Le temps se chargeant un peu, l’on crut qu’il étoit à propos d’entrer dans Porto-Vecchio, qui est un port inhabité de Corse. Un trompette du gouverneur gênois d’un fort qui en est assez proche vint nous avertir, de la part de son capitaine, que M. de Guise étoit avec six galères de France à Porto-Condé ; qu’apparemment il nous avoit vus passer et qu’il pourroit nous venir surprendre la même nuit sur le soir. Nous résolûmes de nous remettre à la mer, quoique le temps commençât à être fort gros et qu’il y eût même quelque péril à sortir la nuit de Porto-Vecchio, parce qu’il a à sa bouche un écueil de rocher qui jette un courant assez fâcheux. La bourrasque augmenta avec la nuit, et nous eûmes une des plus grandes tempêtes qui se soit peut-être jamais vue à la mer. Le pilote royal des galères de Naples qui étoit sur notre galère et qui naviguoit depuis cinquante ans, disoit qu’il n’avoit jamais rien vu de pareil. Tout le monde étoit en prières, tout le monde se confessoit ; et il n’y eut que don Fernand Carillo qui communioit tous les jours quand il étoit à terre, et qui étoit d’une piété angélique il n’y eut, dis-je, que lui qui ne se jeta point aux pieds des prêtres avec empressement. Il laissoit faire les autres ; mais il ne fit rien en son particulier, et il me dit à l’oreille : « Je crains bien que toutes ces confessions, que la seule peur produit, ne vaillent rien. » Il demeura toujours à donner ses ordres avec un froid admirable ; et en donnant du courage, mais doucement et honnêtement, à un vieux soldat des terces de Naples qui faisoit paroître un peu d’étonnement. Je me souviens toujours qu’il l’appela sennor soldado de Carlos Quinto.

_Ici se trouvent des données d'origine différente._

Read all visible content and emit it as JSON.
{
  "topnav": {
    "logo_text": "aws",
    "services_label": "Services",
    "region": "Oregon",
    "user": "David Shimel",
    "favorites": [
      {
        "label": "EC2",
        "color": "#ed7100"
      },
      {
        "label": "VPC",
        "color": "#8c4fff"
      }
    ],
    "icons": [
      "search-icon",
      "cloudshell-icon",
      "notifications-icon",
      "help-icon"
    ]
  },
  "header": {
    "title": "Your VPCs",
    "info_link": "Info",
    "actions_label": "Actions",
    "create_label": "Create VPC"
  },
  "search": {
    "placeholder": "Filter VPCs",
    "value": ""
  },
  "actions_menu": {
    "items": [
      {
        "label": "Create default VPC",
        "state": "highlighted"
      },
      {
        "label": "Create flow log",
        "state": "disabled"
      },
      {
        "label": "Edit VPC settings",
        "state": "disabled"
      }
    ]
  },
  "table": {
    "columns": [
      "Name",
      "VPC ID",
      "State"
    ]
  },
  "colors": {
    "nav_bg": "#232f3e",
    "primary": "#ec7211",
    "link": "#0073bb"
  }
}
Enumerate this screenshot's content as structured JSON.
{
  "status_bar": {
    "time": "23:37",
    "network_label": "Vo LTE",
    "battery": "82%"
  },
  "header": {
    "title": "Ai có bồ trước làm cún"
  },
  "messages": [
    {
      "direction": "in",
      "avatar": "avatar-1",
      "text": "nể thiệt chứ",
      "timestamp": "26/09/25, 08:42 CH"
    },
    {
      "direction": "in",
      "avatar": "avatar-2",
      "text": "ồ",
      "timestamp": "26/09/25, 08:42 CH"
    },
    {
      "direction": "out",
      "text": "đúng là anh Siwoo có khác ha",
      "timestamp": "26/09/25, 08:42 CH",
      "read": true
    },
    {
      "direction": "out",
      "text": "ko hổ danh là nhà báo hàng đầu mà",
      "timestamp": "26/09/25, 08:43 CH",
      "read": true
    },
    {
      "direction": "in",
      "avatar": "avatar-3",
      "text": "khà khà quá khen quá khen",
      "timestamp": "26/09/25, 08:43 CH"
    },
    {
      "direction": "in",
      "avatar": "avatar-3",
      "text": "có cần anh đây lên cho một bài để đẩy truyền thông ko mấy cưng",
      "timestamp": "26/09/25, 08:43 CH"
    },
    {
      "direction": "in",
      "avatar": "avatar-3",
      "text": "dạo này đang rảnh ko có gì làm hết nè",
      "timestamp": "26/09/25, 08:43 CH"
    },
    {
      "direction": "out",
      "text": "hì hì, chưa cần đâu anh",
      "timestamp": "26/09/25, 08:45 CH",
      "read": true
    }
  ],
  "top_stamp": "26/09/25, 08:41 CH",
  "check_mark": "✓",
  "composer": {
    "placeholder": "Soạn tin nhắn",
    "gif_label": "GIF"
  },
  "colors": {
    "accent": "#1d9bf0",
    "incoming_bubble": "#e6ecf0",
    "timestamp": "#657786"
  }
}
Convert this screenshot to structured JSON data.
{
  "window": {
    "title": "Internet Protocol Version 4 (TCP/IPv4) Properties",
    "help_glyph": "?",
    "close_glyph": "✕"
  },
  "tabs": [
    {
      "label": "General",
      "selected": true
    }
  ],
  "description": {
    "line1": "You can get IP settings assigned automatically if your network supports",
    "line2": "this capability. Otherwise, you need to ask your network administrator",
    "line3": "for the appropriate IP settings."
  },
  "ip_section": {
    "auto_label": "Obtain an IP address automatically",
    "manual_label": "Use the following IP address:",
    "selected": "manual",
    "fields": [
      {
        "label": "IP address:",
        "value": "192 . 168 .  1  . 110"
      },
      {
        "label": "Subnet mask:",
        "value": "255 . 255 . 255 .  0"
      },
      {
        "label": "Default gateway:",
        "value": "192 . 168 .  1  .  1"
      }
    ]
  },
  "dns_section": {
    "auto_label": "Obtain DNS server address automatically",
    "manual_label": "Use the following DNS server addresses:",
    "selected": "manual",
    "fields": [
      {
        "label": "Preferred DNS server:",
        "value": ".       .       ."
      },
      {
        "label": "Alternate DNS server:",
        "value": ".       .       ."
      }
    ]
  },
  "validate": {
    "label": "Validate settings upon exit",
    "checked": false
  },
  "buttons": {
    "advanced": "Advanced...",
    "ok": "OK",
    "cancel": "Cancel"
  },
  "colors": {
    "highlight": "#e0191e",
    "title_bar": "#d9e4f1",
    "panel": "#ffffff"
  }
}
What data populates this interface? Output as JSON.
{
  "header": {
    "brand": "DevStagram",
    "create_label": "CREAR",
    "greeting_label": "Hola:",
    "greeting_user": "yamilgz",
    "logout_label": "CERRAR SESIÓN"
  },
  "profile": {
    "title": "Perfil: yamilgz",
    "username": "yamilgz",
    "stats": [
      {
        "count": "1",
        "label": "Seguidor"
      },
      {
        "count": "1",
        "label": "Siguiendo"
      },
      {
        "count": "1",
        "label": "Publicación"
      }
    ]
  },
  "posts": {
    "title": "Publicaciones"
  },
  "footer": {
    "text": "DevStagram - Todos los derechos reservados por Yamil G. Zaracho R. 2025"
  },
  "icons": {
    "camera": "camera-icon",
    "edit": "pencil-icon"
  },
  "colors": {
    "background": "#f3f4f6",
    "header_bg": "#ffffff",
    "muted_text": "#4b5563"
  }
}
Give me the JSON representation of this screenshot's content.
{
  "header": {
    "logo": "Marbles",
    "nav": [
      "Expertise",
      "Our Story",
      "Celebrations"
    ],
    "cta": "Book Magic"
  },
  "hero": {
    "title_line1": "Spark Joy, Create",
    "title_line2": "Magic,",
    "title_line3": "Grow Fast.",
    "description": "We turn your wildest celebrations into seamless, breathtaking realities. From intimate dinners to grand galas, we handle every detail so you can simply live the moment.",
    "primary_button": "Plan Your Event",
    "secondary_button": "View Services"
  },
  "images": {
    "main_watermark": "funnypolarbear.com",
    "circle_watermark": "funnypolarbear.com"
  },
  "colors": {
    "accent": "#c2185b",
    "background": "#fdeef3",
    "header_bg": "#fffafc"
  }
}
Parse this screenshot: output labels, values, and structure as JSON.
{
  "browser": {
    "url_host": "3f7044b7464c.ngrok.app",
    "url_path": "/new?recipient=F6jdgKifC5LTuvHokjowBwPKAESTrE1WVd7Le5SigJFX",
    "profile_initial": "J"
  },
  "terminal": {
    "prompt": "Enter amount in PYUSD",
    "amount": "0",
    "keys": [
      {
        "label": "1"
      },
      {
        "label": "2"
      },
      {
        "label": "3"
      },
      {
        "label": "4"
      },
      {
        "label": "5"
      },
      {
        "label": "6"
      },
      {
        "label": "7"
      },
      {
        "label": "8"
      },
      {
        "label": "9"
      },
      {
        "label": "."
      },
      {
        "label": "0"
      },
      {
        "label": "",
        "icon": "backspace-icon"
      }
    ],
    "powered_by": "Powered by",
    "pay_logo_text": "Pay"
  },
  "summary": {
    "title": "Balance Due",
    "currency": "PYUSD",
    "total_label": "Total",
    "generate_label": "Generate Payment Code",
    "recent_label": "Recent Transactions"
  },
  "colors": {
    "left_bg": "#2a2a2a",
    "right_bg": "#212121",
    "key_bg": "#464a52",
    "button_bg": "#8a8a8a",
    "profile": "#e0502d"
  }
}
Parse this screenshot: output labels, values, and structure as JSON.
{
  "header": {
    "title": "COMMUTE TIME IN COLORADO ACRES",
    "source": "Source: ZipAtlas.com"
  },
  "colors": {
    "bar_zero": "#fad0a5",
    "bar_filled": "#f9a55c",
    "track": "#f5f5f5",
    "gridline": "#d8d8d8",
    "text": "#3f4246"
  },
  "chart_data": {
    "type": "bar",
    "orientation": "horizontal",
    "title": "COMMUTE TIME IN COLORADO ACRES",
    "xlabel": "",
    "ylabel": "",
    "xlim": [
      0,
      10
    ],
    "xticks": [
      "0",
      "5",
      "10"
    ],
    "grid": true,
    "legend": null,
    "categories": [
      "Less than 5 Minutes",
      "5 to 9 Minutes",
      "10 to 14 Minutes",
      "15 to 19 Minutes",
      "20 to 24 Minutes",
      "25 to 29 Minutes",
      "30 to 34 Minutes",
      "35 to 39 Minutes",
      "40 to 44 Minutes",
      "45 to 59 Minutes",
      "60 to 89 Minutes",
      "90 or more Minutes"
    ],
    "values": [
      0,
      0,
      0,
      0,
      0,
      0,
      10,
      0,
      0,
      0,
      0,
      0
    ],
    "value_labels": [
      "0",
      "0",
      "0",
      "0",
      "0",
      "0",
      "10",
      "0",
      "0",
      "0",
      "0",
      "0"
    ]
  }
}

Le capitaine particulier de la galère se fit apporter au plus fort du danger, ses manches en broderie et son écharpe rouge, en disant qu’un véritable Espagnol devoit mourir avec la marque de son roi. Il se mit dans un grand fauteuil, et il donna un grand coup de pied dans la mâchoire à un pauvre Napolitain qui, ne pouvant se tenir sur le coursier, marchoit à quatre pattes en criant : Sennor don Fernando, por l’amor de Dios confession. Le capitaine, en le frappant, lui dit : Enemigo de Dios, piedes confession. Et, comme je lui représentois que la preuve n’étoit pas bonne, il me répondit que ce vieillard scandalisoit toute la galère. Vous ne pouvez vous imaginer l’horreur d’une grande tempête : vous en pouvez imaginer aussi peu le ridicule. Un observantin sicilien prêchoit au pied de l’arbre du mât que saint François lui avoit apparu, et l’avoit assuré que nous ne péririons pas. Ce ne seroit jamais fait si j’entreprenois de vous décrire les frayeurs et les impertinences que l’on voit en ces rencontres.

Le grand péril ne dura que sept heures ; nous nous mîmes ensuite un peu à couvert sous la piarouse. Le temps s’adoucit, et nous gagnâmes Porto-Longone. Nous y passâmes la Toussaint et la fête des Morts, parce que le vent nous étoit contraire pour sortir du port : le gouverneur espagnol m’y fit toutes les honnêtetés imaginables ; et comme il vit que le mauvais temps continuoit, il me conseilla d’aller voir Porto-Ferrajo."

Cardinal de Retz, Mémoires. (Contenant ce qui s'est passé de plus remarquable en France, pendant les premières années du Règne de Louis XIV.)